After reading the article entitled ‘Working group wants quality control for
English’ in the English page of the 16th January edition of the Wb, I was
compelled to send my comments.
Frequently, both University Board members and students themselves seem to
forget that international students are not the only ones who might have a
low level of English language within a classroom. Portraying the problem as
if Dutch students ‘suffer’ from the lack of knowledge of foreigners, as the
writer (most likely based on the opinions of those interviewed) did, is
biased and partial.

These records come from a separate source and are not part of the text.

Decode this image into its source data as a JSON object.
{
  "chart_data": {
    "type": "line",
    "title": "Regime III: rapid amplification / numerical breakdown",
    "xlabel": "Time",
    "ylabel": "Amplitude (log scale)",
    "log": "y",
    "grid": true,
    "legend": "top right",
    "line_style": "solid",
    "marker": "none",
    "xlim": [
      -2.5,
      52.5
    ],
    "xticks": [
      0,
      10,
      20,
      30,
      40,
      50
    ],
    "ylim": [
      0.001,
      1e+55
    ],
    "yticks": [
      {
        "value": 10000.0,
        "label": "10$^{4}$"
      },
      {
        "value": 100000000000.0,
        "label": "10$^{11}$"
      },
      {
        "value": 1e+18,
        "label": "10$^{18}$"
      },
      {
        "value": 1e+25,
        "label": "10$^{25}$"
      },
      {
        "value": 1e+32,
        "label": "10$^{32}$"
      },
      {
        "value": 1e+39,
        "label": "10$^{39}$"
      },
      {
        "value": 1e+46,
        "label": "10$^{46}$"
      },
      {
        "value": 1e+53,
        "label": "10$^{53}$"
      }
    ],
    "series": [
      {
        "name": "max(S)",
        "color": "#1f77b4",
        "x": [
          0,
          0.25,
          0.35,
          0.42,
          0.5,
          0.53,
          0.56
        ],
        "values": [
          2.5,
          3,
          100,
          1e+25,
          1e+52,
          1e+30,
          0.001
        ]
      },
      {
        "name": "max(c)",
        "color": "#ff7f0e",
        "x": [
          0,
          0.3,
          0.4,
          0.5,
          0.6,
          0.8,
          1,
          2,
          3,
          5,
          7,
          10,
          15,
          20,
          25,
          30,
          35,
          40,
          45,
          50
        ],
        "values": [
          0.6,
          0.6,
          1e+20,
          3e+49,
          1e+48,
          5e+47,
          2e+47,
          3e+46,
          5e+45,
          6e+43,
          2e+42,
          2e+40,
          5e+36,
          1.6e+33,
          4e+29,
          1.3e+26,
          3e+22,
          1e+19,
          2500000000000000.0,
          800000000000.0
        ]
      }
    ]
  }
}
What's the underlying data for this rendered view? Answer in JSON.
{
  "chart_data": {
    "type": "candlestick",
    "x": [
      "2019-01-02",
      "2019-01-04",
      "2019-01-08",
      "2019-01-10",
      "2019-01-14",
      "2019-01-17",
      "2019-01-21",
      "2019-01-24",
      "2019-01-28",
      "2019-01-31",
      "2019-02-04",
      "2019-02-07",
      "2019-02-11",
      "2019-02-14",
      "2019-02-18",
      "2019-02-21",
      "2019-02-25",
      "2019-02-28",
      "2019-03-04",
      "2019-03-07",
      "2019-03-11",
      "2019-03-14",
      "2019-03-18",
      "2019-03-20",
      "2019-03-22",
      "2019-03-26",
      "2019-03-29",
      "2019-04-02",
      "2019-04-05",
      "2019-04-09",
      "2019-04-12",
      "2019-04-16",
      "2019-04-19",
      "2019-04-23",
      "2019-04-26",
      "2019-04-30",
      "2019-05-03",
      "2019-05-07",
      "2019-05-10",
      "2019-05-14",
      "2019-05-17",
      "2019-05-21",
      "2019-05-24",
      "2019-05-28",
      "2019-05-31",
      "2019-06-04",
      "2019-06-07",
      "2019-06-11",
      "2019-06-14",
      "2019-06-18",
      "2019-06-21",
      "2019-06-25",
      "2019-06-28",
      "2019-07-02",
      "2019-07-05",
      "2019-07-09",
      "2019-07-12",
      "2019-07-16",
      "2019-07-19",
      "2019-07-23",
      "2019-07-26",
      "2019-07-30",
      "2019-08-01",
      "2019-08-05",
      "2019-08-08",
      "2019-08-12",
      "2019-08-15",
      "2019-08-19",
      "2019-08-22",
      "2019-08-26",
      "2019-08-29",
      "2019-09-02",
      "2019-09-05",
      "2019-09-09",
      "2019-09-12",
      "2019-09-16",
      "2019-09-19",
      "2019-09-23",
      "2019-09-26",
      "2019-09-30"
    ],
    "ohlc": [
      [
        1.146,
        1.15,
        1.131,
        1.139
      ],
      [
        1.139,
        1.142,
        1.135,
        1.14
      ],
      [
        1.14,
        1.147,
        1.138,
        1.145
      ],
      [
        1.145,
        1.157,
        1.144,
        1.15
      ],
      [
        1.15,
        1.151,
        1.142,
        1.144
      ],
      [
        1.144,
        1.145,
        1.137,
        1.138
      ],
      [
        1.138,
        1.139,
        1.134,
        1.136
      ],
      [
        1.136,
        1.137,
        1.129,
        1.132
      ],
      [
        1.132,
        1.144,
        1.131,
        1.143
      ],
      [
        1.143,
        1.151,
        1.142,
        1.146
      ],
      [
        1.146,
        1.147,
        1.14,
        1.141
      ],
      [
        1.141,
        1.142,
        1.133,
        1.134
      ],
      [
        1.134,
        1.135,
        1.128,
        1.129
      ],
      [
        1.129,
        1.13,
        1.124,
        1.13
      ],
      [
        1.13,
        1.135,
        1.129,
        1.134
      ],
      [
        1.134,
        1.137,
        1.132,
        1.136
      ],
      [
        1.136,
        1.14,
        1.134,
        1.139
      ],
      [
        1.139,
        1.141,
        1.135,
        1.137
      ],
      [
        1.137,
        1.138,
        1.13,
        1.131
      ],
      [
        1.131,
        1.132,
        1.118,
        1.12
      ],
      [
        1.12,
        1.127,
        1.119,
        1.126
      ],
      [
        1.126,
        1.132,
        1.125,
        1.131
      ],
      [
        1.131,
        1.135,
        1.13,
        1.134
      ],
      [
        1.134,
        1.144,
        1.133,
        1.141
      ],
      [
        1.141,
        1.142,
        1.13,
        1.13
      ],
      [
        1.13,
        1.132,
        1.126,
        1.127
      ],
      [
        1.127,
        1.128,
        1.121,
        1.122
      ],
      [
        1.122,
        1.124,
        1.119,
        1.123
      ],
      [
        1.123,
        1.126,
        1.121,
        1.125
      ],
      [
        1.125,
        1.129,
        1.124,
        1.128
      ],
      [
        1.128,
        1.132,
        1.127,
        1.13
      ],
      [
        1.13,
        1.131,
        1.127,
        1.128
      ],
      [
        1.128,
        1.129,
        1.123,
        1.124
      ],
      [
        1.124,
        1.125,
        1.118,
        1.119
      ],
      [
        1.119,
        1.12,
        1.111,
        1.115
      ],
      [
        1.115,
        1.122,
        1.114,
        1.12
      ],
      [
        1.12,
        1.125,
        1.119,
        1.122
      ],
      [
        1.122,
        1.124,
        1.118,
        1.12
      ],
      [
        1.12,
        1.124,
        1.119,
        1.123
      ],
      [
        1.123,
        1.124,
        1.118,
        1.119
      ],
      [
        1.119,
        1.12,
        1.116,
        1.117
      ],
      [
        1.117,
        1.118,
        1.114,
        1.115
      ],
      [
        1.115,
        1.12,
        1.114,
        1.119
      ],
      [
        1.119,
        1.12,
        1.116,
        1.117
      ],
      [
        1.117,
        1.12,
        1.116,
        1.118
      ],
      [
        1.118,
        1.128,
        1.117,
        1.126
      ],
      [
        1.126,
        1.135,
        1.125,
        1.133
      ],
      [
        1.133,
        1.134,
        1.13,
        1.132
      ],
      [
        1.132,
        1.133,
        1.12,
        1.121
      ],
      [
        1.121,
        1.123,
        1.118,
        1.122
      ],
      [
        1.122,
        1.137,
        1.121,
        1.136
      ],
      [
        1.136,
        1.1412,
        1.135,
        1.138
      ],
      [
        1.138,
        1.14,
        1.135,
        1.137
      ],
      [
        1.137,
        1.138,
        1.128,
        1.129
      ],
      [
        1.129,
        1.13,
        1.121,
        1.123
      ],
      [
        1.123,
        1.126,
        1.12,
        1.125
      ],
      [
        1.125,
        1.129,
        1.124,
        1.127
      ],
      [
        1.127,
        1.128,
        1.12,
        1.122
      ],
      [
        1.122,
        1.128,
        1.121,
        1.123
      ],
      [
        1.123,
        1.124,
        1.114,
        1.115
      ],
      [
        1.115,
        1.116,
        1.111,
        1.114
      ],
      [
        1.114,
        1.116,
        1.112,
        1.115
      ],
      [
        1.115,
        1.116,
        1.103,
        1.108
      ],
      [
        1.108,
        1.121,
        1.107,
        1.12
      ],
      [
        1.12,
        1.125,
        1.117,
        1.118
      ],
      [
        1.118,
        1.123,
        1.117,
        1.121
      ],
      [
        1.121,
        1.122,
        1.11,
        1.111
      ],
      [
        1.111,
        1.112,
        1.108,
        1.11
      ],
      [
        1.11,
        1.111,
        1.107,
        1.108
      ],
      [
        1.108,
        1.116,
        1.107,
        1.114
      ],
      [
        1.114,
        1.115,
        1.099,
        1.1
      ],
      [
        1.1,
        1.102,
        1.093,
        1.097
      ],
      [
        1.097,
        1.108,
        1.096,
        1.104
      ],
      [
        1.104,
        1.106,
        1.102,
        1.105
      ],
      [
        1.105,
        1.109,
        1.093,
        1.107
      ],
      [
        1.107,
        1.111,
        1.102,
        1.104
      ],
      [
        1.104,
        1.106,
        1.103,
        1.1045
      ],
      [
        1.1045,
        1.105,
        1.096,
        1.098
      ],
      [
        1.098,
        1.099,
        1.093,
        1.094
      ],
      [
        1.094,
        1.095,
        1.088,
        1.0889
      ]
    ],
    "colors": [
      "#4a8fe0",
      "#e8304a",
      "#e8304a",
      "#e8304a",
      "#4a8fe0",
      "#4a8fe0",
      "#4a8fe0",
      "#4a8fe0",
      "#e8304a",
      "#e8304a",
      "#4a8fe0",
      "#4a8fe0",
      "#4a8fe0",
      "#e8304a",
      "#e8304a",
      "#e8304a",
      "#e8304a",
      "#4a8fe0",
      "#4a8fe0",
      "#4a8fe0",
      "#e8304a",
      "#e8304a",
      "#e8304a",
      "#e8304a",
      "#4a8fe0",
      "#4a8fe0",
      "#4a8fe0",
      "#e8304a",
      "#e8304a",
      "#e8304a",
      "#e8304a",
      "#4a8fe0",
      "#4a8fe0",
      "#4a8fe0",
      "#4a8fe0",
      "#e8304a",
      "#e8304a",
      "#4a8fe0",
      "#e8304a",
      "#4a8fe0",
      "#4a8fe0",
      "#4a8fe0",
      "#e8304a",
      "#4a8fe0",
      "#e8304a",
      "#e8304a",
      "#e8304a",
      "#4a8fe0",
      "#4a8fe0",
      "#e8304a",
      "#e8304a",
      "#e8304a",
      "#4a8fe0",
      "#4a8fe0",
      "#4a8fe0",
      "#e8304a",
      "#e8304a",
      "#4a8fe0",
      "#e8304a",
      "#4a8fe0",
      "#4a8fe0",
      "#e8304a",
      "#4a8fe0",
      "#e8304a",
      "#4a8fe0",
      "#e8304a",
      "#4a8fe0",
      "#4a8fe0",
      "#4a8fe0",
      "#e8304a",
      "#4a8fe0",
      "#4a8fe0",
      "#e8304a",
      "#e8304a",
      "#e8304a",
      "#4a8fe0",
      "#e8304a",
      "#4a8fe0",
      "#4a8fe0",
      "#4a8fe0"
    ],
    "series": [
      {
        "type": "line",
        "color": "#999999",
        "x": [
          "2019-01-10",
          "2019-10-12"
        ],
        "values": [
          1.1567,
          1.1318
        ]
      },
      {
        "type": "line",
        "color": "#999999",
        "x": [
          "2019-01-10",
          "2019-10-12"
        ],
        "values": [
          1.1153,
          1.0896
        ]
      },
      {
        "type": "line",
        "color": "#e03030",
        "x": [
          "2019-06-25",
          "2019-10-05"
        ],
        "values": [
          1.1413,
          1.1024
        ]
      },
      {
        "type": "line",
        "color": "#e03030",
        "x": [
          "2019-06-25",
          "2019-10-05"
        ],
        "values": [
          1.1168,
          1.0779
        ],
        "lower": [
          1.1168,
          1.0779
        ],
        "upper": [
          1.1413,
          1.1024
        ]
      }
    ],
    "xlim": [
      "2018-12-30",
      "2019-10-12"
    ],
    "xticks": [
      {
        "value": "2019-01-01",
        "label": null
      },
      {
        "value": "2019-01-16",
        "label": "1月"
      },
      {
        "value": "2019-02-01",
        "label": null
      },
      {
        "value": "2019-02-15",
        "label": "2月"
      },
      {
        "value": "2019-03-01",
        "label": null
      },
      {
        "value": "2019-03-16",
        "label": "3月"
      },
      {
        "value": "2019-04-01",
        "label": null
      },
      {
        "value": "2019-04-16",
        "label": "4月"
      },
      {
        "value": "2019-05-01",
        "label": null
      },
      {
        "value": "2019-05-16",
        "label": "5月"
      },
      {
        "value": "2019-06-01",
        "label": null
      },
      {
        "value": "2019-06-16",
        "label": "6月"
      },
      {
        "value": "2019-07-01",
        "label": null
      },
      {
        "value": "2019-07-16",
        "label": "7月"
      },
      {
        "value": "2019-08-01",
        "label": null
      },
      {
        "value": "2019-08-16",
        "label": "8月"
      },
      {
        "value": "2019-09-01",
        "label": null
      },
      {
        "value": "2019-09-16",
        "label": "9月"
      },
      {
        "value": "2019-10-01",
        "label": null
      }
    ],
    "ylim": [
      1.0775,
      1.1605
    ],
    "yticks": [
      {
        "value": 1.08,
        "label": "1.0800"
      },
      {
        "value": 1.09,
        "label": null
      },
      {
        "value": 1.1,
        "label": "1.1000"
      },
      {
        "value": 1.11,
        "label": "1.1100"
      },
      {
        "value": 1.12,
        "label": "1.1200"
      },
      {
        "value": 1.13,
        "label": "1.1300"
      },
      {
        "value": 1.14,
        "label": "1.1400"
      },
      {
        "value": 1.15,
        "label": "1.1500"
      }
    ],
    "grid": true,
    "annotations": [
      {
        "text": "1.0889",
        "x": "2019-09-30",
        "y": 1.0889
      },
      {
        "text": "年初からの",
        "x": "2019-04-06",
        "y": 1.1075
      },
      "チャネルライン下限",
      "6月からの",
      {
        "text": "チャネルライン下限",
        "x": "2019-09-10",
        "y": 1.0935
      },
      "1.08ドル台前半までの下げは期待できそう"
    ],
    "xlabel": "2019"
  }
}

Saying that ‘It costs them [teachers] three times as
much to explain things to international students than to Dutch students’
reflects an oversimplification of a complex problem: both international and
Dutch students suffer the consequences of foreigners, Dutch students and
lecturers with a low level of English.
Indeed, the solution to this problem is far from simple. In the case of
international students, bringing them all the way from their countries to
take a test here does not seem reasonable to me. Demanding a higher grade
in the English language test taken before coming might be a start. The
TOEFL is a very reliable test, and the University could simply demand
higher grades or other specific tests to be taken (oral ones, for example,
also available within the TOEFL). However, not all the students coming from
abroad are obliged to take such a test. Those coming from ‘well-known
universities’ (as defined by the WUR, in what seem to be rather
opportunistic and subjective ways), mostly Europeans, and Erasmus students,
are still not required to take the entrance examination.
Concerning Dutch students, it would be clearly unfair to require them to
take all their subjects in English. After all, they are Dutch and live in
the Netherlands! Nevertheless, the recently introduced BSc-MSc system
demands that Dutch and foreigners take all the MSc courses together (and
therefore in English). Well, then it also seems right to demand from Dutch
students a reasonable command of the English language.
Last, but far from least, the level of English of some lecturers is one of
the most pressing factors of the problem. How many students have not yet
been faced with lecturers (and their readings) whose English is quite
difficult to understand? It sometimes costs us (students) three times as
much to understand and assimilate concepts and ideas!
Yes, the problem exists and demands urgent solutions. But simplifying it
will not take us anywhere… Since 2001, I have come across a flow of
suggestions and ideas that could be potentially taken up. Unfortunately,
none of them has been ultimately implemented.